The Book Of Beckwith

The Snyde Report–an Indiana website promoting the state’s Democratic candidates–has begun including what it calls The Book of Beckwith–quotes from Micah Beckwith–in its daily reports.

As Indiana readers know, Beckwith is one of the four far-Right theocratic candidates on this year’s statewide Republican ticket. He’s the only one who has publicly described himself as a Christian Nationalist, although it is highly probable that Jim Banks and Todd Rokita share that mindset. (Unlike Beckwith, however, they’re sufficiently politically savvy to avoid publicly embracing it.)

Here are some “Beckwithisms” from a recent report on “the book of Beckwith.”

Micah, 1:8 -Pastor Micah Beckwith pushes the racist White Replacement Theory in post.
Pastor Micah Beckwith, Republican candidate for Lt.

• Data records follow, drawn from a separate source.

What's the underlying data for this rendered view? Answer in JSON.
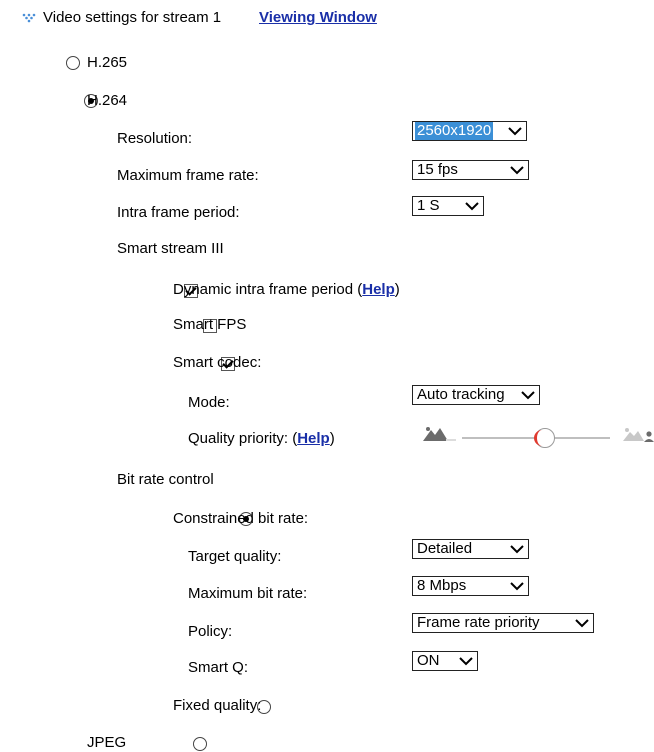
{
  "header": {
    "title": "Video settings for stream 1",
    "viewing_window_link": "Viewing Window"
  },
  "codecs": {
    "h265": "H.265",
    "h264": "H.264",
    "jpeg": "JPEG",
    "selected": "H.264"
  },
  "h264": {
    "resolution_label": "Resolution:",
    "resolution_value": "2560x1920",
    "max_frame_rate_label": "Maximum frame rate:",
    "max_frame_rate_value": "15 fps",
    "intra_frame_label": "Intra frame period:",
    "intra_frame_value": "1 S",
    "smart_stream_title": "Smart stream III",
    "dynamic_intra_label_prefix": "Dynamic intra frame period (",
    "dynamic_intra_help": "Help",
    "dynamic_intra_label_suffix": ")",
    "dynamic_intra_checked": true,
    "smart_fps_label": "Smart FPS",
    "smart_fps_checked": false,
    "smart_codec_label": "Smart codec:",
    "smart_codec_checked": true,
    "mode_label": "Mode:",
    "mode_value": "Auto tracking",
    "quality_priority_prefix": "Quality priority: (",
    "quality_priority_help": "Help",
    "quality_priority_suffix": ")",
    "quality_priority_level": 0.45,
    "bit_rate_control_title": "Bit rate control",
    "constrained_label": "Constrained bit rate:",
    "constrained_selected": true,
    "target_quality_label": "Target quality:",
    "target_quality_value": "Detailed",
    "max_bit_rate_label": "Maximum bit rate:",
    "max_bit_rate_value": "8 Mbps",
    "policy_label": "Policy:",
    "policy_value": "Frame rate priority",
    "smart_q_label": "Smart Q:",
    "smart_q_value": "ON",
    "fixed_quality_label": "Fixed quality:",
    "fixed_quality_selected": false
  },
  "icons": {
    "header": "stream-expand-icon",
    "select_arrow": "chevron-down-icon",
    "quality_low": "landscape-low-quality-icon",
    "quality_high": "landscape-person-icon"
  },
  "colors": {
    "link": "#1a2fa8",
    "selection": "#3b8fd6",
    "slider_accent": "#e03a2f",
    "header_icon": "#4a8fd8"
  }
}
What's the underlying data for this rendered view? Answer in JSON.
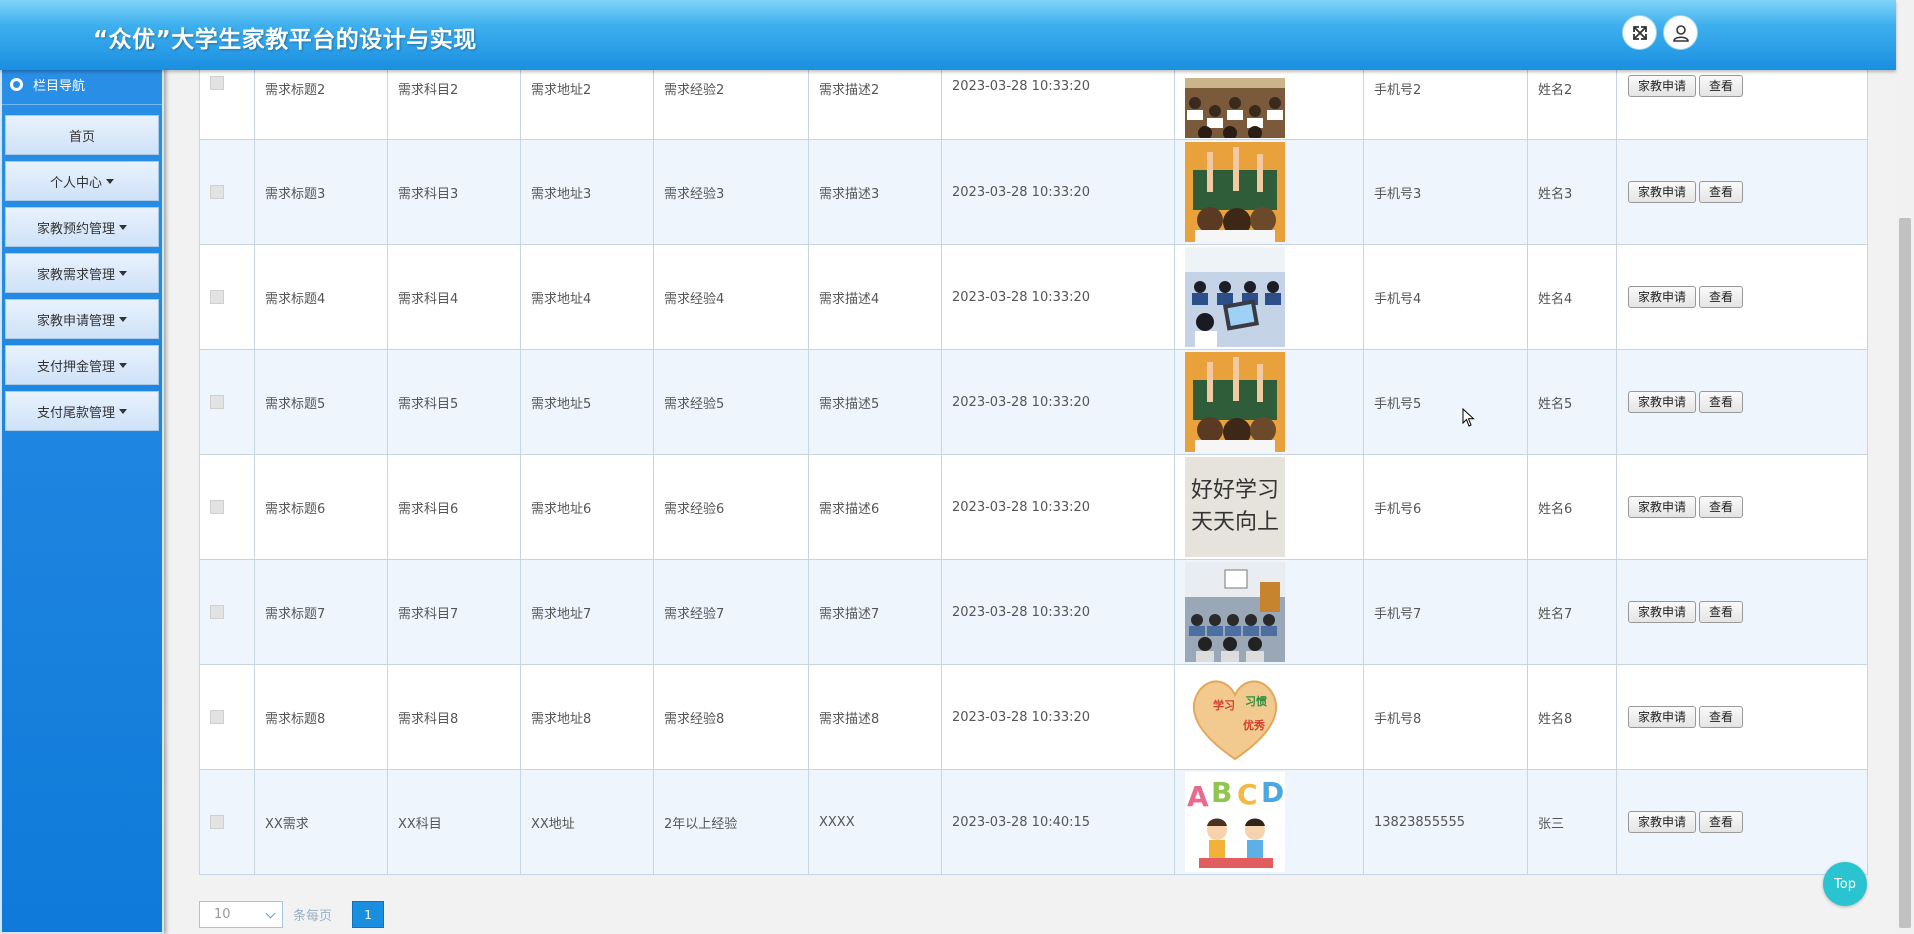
{
  "header": {
    "title": "“众优”大学生家教平台的设计与实现",
    "fullscreen_icon": "fullscreen-icon",
    "user_icon": "user-icon"
  },
  "sidebar": {
    "title": "栏目导航",
    "items": [
      {
        "label": "首页",
        "dropdown": false
      },
      {
        "label": "个人中心",
        "dropdown": true
      },
      {
        "label": "家教预约管理",
        "dropdown": true
      },
      {
        "label": "家教需求管理",
        "dropdown": true
      },
      {
        "label": "家教申请管理",
        "dropdown": true
      },
      {
        "label": "支付押金管理",
        "dropdown": true
      },
      {
        "label": "支付尾款管理",
        "dropdown": true
      }
    ]
  },
  "table": {
    "rows": [
      {
        "title": "需求标题2",
        "subject": "需求科目2",
        "address": "需求地址2",
        "experience": "需求经验2",
        "description": "需求描述2",
        "time": "2023-03-28 10:33:20",
        "image": "classroom-students",
        "phone": "手机号2",
        "name": "姓名2",
        "apply": "家教申请",
        "view": "查看"
      },
      {
        "title": "需求标题3",
        "subject": "需求科目3",
        "address": "需求地址3",
        "experience": "需求经验3",
        "description": "需求描述3",
        "time": "2023-03-28 10:33:20",
        "image": "raised-hands-blackboard",
        "phone": "手机号3",
        "name": "姓名3",
        "apply": "家教申请",
        "view": "查看"
      },
      {
        "title": "需求标题4",
        "subject": "需求科目4",
        "address": "需求地址4",
        "experience": "需求经验4",
        "description": "需求描述4",
        "time": "2023-03-28 10:33:20",
        "image": "computer-classroom",
        "phone": "手机号4",
        "name": "姓名4",
        "apply": "家教申请",
        "view": "查看"
      },
      {
        "title": "需求标题5",
        "subject": "需求科目5",
        "address": "需求地址5",
        "experience": "需求经验5",
        "description": "需求描述5",
        "time": "2023-03-28 10:33:20",
        "image": "raised-hands-blackboard",
        "phone": "手机号5",
        "name": "姓名5",
        "apply": "家教申请",
        "view": "查看"
      },
      {
        "title": "需求标题6",
        "subject": "需求科目6",
        "address": "需求地址6",
        "experience": "需求经验6",
        "description": "需求描述6",
        "time": "2023-03-28 10:33:20",
        "image": "handwriting-study",
        "phone": "手机号6",
        "name": "姓名6",
        "apply": "家教申请",
        "view": "查看"
      },
      {
        "title": "需求标题7",
        "subject": "需求科目7",
        "address": "需求地址7",
        "experience": "需求经验7",
        "description": "需求描述7",
        "time": "2023-03-28 10:33:20",
        "image": "lecture-room",
        "phone": "手机号7",
        "name": "姓名7",
        "apply": "家教申请",
        "view": "查看"
      },
      {
        "title": "需求标题8",
        "subject": "需求科目8",
        "address": "需求地址8",
        "experience": "需求经验8",
        "description": "需求描述8",
        "time": "2023-03-28 10:33:20",
        "image": "study-heart",
        "phone": "手机号8",
        "name": "姓名8",
        "apply": "家教申请",
        "view": "查看"
      },
      {
        "title": "XX需求",
        "subject": "XX科目",
        "address": "XX地址",
        "experience": "2年以上经验",
        "description": "XXXX",
        "time": "2023-03-28 10:40:15",
        "image": "abcd-kids",
        "phone": "13823855555",
        "name": "张三",
        "apply": "家教申请",
        "view": "查看"
      }
    ]
  },
  "pagination": {
    "page_size": "10",
    "per_page_label": "条每页",
    "current_page": "1"
  },
  "top_button": "Top",
  "colors": {
    "header": "#1a8fe0",
    "sidebar": "#0f7ad9",
    "row_alt": "#eef5fd",
    "top_button": "#29c4cf"
  }
}
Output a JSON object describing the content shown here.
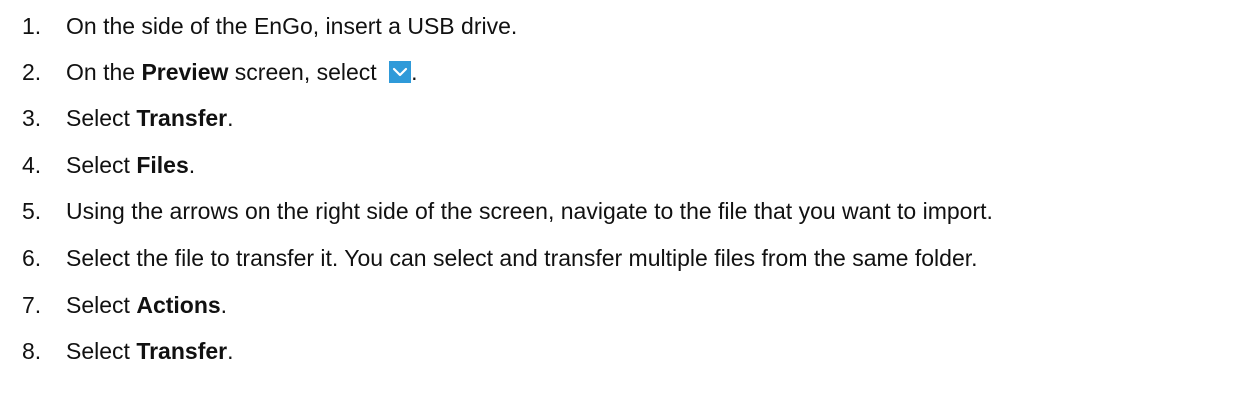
{
  "steps": [
    {
      "num": "1.",
      "text": "On the side of the EnGo, insert a USB drive."
    },
    {
      "num": "2.",
      "pre": "On the ",
      "bold": "Preview",
      "mid": " screen, select ",
      "post": ".",
      "icon": "chevron-down-icon"
    },
    {
      "num": "3.",
      "pre": "Select ",
      "bold": "Transfer",
      "post": "."
    },
    {
      "num": "4.",
      "pre": "Select ",
      "bold": "Files",
      "post": "."
    },
    {
      "num": "5.",
      "text": "Using the arrows on the right side of the screen, navigate to the file that you want to import."
    },
    {
      "num": "6.",
      "text": "Select the file to transfer it. You can select and transfer multiple files from the same folder."
    },
    {
      "num": "7.",
      "pre": "Select ",
      "bold": "Actions",
      "post": "."
    },
    {
      "num": "8.",
      "pre": "Select ",
      "bold": "Transfer",
      "post": "."
    }
  ],
  "colors": {
    "icon_bg": "#2f9ad9",
    "icon_fg": "#ffffff",
    "text": "#111111"
  }
}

Governor and self described Christian Nationalist pushed the racist White Replacement Theory in a recent Facebook post.

Micah, 1:7 – Micah Beckwith compares vaccination policies to Nazi Germany’s treatment of Jews.
“And that to me is the issue here, because now you’re, it’s what the, it’s what the Nazis did to the Jews. They legitimized some citizens to be legal citizens and, they, they delegitimize, they made delegitimize citizens out of the Jews.”

Micah 1:6 – Pastor Micah Beckwith shares post advocating that brown people crossing the border should be shot
Pastor Micah Beckwith, the MAGA Republican Lt. Governor candidate shared a post on Facebook advocating brown people crossing the border should be shot. No comment from Pastor Beckwith’s running mate, Mike Braun.

Micah, 1:5 – Micah Beckwith states people should not vote for a politician who is not pro-life
“I always tell people. Don’t vote for a politician if they’re not first pro-life because the Declaration of Independence says there are three unalienable rights that our creator has given us and has the right to life, liberty and the pursuit of happiness. And if he will not protect, your life, he will not protect your liberty and he will not protect your pursuit of happiness.”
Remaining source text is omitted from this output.